Cette nouvelle déconvenue intervient après une perte nette de 1 milliard d'euros en 2011 pour le groupe, et fait douter de l'efficacité du plan de restructuration entamé depuis 18 mois par le directeur général Stephen Elop. Depuis son arrivée en septembre 2010, le dirigeant a annoncé plus de 10 000 suppressions d'emplois et le transfert de la production de l'Europe vers la Chine. Il a aussi tenté, sans succès, de vendre des parts dans Nokia Siemens, la société commune avec le groupe allemand dans les équipements de réseaux. Surtout, M. Elop, un transfuge de Microsoft, a décidé très vite d'abandonner le système d'exploitation maison, Symbian, pour le remplacer par Windows Phone System sur les nouveaux smartphones Lumia, dans lesquels Nokia place désormais tous ses espoirs de redressement.
De nombreux analystes estiment désormais qu'il faudra aller bien plus loin dans les restructurations… Certains envisagent une scission de Nokia, avec pour objectif principal de se concentrer sur les smartphones, le segment le plus rémunérateur, mais où le groupe a pris un retard considérable ces dernières années, à l'instar de Motorola, qui s'est scindé en deux en 2011 (téléphonie mobile et décodeurs d'un côté, solutions entreprises de l'autre) et dont l'ex-branche mobiles est en passe d'être acquise par Google, des analystes conseillent à Nokia de vendre ses téléphones mobiles à faible valeur ajoutée pour ne conserver que les smartphones.

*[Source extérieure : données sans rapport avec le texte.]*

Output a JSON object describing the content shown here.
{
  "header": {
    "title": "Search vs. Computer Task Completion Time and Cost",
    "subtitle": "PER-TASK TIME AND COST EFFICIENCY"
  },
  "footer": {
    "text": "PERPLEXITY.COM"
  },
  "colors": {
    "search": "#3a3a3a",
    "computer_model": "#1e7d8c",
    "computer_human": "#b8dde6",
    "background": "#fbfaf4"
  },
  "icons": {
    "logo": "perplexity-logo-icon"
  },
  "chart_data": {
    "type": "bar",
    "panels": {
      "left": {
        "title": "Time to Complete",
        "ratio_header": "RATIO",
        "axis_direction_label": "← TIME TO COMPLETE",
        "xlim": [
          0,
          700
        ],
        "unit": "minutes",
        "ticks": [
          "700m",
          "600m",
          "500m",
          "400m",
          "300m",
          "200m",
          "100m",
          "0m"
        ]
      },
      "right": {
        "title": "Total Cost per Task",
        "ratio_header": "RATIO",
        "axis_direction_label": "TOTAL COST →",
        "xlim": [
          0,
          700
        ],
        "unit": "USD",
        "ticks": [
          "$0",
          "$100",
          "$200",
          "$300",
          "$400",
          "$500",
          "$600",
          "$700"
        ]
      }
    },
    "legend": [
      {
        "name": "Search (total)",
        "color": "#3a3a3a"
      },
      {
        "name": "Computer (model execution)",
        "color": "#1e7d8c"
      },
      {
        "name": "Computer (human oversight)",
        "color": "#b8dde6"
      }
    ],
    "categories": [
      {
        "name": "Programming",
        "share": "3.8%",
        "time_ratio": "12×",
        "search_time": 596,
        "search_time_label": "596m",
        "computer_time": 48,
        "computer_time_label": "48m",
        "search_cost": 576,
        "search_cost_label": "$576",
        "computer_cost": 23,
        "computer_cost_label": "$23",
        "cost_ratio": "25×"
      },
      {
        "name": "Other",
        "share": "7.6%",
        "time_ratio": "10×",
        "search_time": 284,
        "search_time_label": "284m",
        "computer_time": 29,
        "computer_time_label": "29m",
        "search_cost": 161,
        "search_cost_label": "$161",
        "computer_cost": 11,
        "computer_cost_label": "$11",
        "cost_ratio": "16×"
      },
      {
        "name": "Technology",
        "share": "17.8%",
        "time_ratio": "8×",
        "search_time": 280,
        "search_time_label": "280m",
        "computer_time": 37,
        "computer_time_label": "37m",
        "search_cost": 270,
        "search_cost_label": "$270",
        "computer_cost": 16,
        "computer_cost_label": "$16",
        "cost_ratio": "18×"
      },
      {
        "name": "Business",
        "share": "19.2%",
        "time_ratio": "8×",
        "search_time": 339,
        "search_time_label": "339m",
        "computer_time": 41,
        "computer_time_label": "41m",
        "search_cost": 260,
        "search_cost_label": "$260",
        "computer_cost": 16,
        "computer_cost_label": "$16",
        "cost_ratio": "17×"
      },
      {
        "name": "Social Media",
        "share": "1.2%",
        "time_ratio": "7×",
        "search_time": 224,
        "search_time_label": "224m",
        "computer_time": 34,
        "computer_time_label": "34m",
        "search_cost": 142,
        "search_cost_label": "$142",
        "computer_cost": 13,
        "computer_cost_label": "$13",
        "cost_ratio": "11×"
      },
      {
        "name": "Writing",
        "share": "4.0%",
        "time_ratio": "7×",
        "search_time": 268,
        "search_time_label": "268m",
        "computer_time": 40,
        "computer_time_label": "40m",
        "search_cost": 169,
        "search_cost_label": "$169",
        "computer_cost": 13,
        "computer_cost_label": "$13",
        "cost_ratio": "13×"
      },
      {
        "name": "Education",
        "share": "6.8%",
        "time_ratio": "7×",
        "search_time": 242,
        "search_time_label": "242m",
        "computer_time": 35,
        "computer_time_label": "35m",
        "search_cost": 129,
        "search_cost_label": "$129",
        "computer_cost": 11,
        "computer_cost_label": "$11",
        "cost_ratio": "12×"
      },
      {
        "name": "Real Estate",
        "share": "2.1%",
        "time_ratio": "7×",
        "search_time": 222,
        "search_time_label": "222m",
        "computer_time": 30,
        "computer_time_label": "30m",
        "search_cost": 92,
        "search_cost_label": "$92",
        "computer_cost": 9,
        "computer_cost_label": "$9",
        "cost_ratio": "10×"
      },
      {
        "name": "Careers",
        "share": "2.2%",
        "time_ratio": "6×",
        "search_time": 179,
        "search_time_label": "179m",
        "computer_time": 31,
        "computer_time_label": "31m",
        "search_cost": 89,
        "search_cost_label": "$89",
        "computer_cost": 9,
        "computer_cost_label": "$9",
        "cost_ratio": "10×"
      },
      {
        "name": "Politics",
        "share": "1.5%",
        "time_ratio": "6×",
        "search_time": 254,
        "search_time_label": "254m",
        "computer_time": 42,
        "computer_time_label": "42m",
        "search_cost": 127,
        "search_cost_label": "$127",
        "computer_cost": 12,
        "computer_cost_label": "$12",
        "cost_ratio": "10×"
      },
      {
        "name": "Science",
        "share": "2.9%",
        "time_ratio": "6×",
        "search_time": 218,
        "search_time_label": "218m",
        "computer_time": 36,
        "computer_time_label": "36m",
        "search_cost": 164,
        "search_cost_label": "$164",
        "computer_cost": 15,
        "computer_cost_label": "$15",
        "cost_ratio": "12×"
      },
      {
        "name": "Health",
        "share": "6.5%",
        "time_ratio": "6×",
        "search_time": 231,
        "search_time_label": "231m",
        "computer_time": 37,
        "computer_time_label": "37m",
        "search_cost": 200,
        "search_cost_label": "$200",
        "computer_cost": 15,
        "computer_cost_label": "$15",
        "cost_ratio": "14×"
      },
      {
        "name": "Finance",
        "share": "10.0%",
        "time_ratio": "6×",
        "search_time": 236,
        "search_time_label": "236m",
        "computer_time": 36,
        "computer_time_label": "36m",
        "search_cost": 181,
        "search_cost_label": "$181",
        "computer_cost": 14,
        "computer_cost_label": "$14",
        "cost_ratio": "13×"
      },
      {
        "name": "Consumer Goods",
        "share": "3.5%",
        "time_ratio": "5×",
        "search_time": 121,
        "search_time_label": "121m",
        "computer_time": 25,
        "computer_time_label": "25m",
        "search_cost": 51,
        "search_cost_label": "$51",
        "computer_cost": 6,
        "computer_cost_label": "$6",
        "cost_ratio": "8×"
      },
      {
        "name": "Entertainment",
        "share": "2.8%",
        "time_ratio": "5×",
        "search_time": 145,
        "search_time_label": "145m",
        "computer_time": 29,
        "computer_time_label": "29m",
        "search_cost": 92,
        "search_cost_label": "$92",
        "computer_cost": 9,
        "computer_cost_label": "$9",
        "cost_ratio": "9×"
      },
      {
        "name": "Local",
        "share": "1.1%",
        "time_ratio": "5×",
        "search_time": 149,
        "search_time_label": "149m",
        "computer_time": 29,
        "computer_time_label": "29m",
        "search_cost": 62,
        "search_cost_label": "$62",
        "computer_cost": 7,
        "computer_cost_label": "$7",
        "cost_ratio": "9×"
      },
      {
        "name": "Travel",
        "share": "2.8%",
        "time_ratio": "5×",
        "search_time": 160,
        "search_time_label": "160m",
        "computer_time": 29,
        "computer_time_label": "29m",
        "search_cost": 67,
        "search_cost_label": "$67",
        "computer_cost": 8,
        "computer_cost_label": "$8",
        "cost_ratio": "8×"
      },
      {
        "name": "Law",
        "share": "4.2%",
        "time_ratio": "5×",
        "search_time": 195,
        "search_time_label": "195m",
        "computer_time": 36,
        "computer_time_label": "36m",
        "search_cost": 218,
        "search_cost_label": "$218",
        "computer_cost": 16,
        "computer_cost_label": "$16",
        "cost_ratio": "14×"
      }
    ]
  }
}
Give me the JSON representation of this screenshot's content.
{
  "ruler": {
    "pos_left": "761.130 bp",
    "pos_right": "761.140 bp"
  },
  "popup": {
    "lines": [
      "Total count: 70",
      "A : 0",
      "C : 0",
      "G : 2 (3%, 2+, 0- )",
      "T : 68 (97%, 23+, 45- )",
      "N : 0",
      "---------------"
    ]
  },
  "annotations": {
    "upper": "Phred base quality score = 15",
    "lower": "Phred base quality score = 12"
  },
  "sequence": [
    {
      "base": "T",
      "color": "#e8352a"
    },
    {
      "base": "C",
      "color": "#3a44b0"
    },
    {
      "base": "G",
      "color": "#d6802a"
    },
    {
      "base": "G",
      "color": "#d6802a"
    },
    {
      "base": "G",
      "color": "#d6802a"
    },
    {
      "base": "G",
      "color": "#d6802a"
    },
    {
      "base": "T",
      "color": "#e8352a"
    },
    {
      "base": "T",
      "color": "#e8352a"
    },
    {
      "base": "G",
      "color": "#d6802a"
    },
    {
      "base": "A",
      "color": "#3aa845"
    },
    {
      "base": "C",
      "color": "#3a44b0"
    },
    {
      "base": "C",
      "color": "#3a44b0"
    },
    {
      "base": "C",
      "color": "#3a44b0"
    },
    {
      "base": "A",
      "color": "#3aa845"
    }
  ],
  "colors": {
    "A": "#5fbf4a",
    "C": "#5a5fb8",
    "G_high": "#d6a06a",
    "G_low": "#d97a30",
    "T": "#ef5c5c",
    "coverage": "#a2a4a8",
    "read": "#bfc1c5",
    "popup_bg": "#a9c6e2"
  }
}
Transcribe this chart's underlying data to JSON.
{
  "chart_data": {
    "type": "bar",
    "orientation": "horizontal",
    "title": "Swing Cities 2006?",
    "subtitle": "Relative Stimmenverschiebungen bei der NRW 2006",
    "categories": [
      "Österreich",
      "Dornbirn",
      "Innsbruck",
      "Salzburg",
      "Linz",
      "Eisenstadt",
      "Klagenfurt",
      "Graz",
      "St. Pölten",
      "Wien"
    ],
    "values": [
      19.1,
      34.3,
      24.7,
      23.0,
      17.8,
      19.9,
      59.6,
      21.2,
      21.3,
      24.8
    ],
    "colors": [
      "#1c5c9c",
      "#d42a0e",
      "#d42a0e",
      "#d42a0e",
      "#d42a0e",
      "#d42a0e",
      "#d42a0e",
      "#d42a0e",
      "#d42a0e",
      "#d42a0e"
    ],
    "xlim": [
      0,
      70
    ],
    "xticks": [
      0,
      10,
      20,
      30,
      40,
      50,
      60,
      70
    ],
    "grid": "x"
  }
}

Un autre grand acteur du secteur des mobiles, Sony Ericsson, s'est aussi restructuré récemment sous la pression de la concurrence : le groupe japonais a ainsi racheté la part du suédois Ericsson dans leur compagnie commune et l'entité, rebaptisée Sony Mobile Communications, est en train de sortir de la fabrication de téléphones mobiles bas de gamme pour ne plus produire que des smartphones.
Au premier trimestre, Nokia a vu ses ventes de téléphones mobiles classiques chuter au 1er trimestre à 71 millions d'unités contre 84,3 millions un an plus tôt, et leur chiffre d'affaires est tombé à 2,3 milliards d’euros contre 3,4 milliards, en raison d'une mévente en Inde, au Moyen-Orient, en Afrique et en Chine… Les ventes de smartphones ont elles aussi plongé, de 50%, à 1,7 milliard d’euros (12 millions d'unités), entraînées par la désaffection pour les anciens modèles fonctionnant sous Symbian.
«En Asie, Nokia fait face à une concurrence très sérieuse sur le segment des smartphones entrée de gamme et des features phones. Google mettant Android gratuitement à disposition des constructeurs, on assiste à l'émergence, en plus de celle de Huawei et de ZTE, d'une multitude de petits constructeurs chinois qui proposent des smartphones beaucoup moins chers», souligne Scott Bicheno de Strategy Analytics à Londres. «Si les terminaux Nokia sont plus solides et plus performants, les consommateurs préfèrent Android à Symbian», ajoute-t-il.
Seul rayon de soleil pour le groupe finlandais : le nouveau modèle Lumia, équipé de Windows Phone System, a connu un bon démarrage, avec 2 millions d'exemplaires vendus en trois mois, au prix moyen de 220 euros par unité.